Nel video condiviso sui social media, che la Cnn ha geolocalizzato sulla stessa scena confrontando dettagli tra cui il cartello di ingresso del campo e le mattonelle sul terreno, è visibile la coda di una bomba di piccolo diametro (Sdb) GBU-39 di fabbricazione statunitense, secondo quattro esperti di armi esplosive che hanno esaminato il video per la Cnn. I funzionari statunitensi avrebbero spinto Israele a utilizzare maggiormente questo tipo di bomba, che secondo loro può ridurre le vittime civili.

Nikki Haley firma i missili

È forte polemica per la “dedica” scritta da Nikki Haley, ex ambasciatrice americana all’Onu e sfidante di Donald Trump alle primarie repubblicane, sui missili di Israele destinati alla Striscia di Gaza: «Finiteli! L’America ama Israele».

Un messaggio presumibilmente rivolto ad Hamas, che arriva però a pochi giorni dal raid dell’Idf su un campo profughi di Rafah che ha causato oltre 40 vittime e mentre la comunità internazionale chiede in ogni modo a Netanyahu di fermare le operazioni militari a Gaza.
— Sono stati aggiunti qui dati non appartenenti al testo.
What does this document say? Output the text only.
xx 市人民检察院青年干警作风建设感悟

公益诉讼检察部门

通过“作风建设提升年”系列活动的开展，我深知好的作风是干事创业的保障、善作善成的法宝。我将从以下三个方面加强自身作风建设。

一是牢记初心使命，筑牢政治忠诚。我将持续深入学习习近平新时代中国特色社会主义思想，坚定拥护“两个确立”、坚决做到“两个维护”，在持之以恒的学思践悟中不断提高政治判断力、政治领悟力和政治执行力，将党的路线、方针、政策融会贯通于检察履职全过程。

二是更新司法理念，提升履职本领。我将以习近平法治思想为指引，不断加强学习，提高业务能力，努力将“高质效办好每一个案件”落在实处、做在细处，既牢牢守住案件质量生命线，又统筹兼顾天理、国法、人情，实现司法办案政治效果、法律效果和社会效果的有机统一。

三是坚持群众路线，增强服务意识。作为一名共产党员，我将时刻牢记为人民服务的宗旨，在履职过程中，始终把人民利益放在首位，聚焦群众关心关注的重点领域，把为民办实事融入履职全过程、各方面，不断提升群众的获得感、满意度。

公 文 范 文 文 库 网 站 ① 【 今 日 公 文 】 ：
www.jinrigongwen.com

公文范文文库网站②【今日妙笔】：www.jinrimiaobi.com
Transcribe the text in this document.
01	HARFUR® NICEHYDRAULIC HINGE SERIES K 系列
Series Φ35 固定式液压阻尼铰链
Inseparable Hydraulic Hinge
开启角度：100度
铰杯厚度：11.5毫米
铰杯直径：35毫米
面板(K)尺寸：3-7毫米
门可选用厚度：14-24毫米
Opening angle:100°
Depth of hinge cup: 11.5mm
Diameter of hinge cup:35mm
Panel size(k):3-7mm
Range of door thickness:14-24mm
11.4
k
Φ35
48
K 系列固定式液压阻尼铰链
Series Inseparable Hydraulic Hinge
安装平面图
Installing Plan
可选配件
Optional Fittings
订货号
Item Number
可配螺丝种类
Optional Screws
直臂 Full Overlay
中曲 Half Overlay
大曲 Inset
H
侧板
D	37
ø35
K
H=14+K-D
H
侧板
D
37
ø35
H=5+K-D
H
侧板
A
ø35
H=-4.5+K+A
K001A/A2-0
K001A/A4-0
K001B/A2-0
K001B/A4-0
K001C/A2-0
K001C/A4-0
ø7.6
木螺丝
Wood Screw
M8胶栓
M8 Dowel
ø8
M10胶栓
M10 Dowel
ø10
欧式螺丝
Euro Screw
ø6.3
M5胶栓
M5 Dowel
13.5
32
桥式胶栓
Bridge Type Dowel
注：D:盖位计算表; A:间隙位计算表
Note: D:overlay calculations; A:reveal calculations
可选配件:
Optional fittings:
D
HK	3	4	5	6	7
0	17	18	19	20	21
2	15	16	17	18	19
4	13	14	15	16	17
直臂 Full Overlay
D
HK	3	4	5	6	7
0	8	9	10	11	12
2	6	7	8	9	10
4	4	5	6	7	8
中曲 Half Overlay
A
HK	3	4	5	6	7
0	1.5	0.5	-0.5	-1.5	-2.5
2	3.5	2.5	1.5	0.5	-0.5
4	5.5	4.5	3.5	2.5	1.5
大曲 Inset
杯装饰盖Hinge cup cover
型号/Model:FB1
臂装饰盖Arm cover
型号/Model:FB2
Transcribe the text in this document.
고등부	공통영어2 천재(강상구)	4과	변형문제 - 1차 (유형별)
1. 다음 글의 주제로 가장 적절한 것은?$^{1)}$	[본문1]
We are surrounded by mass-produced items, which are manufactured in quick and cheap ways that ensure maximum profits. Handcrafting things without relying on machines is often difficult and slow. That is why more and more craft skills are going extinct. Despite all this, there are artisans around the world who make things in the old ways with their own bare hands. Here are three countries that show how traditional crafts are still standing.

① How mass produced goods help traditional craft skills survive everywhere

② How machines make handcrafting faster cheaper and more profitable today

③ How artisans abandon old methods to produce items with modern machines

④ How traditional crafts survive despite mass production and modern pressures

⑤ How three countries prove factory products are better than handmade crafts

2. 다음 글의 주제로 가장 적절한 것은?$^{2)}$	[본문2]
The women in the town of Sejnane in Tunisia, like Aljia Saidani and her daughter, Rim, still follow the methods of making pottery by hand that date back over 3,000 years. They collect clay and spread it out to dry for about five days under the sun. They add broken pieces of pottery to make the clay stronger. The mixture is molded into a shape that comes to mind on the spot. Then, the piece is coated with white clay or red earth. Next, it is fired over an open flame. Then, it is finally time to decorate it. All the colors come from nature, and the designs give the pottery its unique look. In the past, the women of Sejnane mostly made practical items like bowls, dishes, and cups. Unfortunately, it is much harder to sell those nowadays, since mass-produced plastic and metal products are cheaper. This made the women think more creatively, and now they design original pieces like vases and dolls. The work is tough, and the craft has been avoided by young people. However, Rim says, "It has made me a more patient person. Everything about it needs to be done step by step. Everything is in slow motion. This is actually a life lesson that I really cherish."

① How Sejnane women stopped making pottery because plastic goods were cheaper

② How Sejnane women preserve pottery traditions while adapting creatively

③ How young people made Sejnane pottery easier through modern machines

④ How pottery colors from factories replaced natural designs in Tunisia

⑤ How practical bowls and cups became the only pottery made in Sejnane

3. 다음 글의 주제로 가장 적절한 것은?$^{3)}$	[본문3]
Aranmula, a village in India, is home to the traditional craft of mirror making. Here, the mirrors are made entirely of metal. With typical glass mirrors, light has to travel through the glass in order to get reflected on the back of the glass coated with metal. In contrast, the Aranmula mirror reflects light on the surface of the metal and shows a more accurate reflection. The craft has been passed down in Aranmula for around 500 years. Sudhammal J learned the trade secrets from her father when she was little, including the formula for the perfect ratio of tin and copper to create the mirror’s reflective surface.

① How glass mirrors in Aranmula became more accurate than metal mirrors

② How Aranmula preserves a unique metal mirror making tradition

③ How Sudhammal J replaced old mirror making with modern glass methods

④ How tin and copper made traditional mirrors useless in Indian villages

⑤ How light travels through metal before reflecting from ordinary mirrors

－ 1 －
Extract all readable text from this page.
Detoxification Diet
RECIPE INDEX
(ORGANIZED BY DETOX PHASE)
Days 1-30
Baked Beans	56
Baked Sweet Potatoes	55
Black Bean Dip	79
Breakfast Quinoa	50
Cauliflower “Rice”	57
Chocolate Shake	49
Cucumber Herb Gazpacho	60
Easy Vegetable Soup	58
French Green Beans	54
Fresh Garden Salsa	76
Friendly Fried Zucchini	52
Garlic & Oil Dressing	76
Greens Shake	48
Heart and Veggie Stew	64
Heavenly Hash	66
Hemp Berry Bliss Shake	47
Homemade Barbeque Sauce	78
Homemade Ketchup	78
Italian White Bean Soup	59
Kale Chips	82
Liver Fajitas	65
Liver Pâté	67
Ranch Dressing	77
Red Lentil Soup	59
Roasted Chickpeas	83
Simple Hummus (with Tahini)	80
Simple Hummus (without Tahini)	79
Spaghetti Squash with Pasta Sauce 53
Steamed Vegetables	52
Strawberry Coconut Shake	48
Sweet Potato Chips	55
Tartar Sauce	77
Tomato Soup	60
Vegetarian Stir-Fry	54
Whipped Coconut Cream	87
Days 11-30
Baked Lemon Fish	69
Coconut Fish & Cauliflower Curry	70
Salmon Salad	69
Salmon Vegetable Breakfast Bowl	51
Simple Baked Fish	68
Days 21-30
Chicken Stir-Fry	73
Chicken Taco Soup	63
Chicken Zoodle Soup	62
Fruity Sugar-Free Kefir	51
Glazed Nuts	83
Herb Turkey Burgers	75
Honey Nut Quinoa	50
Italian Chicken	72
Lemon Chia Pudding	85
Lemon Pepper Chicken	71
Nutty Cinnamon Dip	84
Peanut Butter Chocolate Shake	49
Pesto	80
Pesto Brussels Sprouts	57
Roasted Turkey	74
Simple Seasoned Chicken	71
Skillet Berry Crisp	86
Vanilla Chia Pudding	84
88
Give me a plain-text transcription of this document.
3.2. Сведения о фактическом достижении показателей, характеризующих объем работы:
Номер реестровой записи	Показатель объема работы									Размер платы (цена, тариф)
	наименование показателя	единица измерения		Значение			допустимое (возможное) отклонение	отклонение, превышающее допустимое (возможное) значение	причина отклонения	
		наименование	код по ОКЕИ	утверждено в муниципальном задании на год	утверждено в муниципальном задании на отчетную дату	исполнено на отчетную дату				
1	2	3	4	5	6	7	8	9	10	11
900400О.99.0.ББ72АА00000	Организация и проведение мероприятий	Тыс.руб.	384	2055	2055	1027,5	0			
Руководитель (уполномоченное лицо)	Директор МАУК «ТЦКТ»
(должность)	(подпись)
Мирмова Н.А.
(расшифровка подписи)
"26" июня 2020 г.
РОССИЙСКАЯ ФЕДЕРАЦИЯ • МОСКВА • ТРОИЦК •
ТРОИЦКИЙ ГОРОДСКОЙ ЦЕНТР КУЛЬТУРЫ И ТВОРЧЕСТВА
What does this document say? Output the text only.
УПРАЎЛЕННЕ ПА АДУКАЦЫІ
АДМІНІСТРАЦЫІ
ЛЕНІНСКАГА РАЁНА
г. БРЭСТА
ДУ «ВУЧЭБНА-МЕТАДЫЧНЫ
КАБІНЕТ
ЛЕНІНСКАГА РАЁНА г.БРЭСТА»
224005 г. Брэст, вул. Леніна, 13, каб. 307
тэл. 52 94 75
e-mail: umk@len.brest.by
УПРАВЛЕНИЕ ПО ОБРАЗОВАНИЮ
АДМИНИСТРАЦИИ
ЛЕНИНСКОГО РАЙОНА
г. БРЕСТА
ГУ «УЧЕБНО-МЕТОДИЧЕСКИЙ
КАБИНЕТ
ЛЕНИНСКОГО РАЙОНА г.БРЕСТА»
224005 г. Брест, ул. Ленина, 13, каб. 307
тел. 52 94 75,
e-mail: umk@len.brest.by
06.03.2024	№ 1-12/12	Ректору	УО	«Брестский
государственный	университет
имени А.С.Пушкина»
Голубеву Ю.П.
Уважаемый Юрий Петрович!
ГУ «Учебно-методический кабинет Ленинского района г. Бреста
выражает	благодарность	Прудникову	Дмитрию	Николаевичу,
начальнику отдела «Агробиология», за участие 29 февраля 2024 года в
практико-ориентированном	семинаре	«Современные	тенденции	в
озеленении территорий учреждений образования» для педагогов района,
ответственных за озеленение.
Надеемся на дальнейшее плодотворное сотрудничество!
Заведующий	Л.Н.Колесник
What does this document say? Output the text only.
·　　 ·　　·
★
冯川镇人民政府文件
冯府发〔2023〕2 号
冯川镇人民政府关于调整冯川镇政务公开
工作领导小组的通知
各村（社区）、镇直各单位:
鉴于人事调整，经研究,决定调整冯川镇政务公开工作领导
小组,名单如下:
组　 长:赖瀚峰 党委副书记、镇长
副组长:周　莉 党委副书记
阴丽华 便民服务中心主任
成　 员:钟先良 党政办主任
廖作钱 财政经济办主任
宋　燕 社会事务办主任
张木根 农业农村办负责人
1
L’ex aspirante alla presidenza e candidata di spicco del partito repubblicano ha visitato Israele, al confine con il Libano, in compagnia dell’attuale membro della Knesset ed ex inviato delle Nazioni unite Danny Danon.

La foto di Haley è diventata virale ed è stata rilanciata anche dal politologo statunitense Ian Bremmer: «Il governo degli Stati Uniti ha fornito proiettili di artiglieria per gli attacchi israeliani a Gaza, ora firmati “Finish them” da Nikki Haley in visita in Israele. La politica americana su Israele è essenzialmente la stessa tra Biden e il partito repubblicano».

Appello della Francia

Sul lato diplomatico, l’Algeria ha presentato una bozza di risoluzione all’Onu che chiede il cessate il fuoco nella Striscia di Gaza, il rilascio di tutti gli ostaggi detenuti da Hamas e lo stop di Israele alle ostilità. La Francia di Emmanuel Macron ha chiesto alle Nazioni unite di adottare una risoluzione per fermare subito la guerra a Gaza. L’ambasciatore francese all’Onu Nicolas de Riviere ha messo in guardia da ogni ulteriore aggravarsi del conflitto a Rafah, dicendo che è «arrivato il momento» per il Consiglio di sicurezza di «passare all’azione e adottare una nuova risoluzione».

«Ci deve essere», ha dichiarato, «un immediato cessate il fuoco a Gaza e il rilascio incondizionato degli ostaggi. Non c’è zona di sicurezza per i civili palestinesi a Rafah». Il rappresentante francese ha aggiunto che il Consiglio di sicurezza «deve agire ora». «Deve permettere alle Nazioni unite», ha sottolineato, «di rispondere alle stringenti necessità della popolazione». Intanto è di 29 morti e decine di feriti il bilancio dei raid dell’aviazione israeliana su Rafah, il giorno dopo l’attacco che ha causato oltre 45 vittime e che Netanyahu ha definito «un tragico errore». Ieri l’Idf ha preso di mira i campi profughi di Tal al-Sultan, dove sono morte 8 persone, e di Al-Mawasi, dove si contano 21 vittime.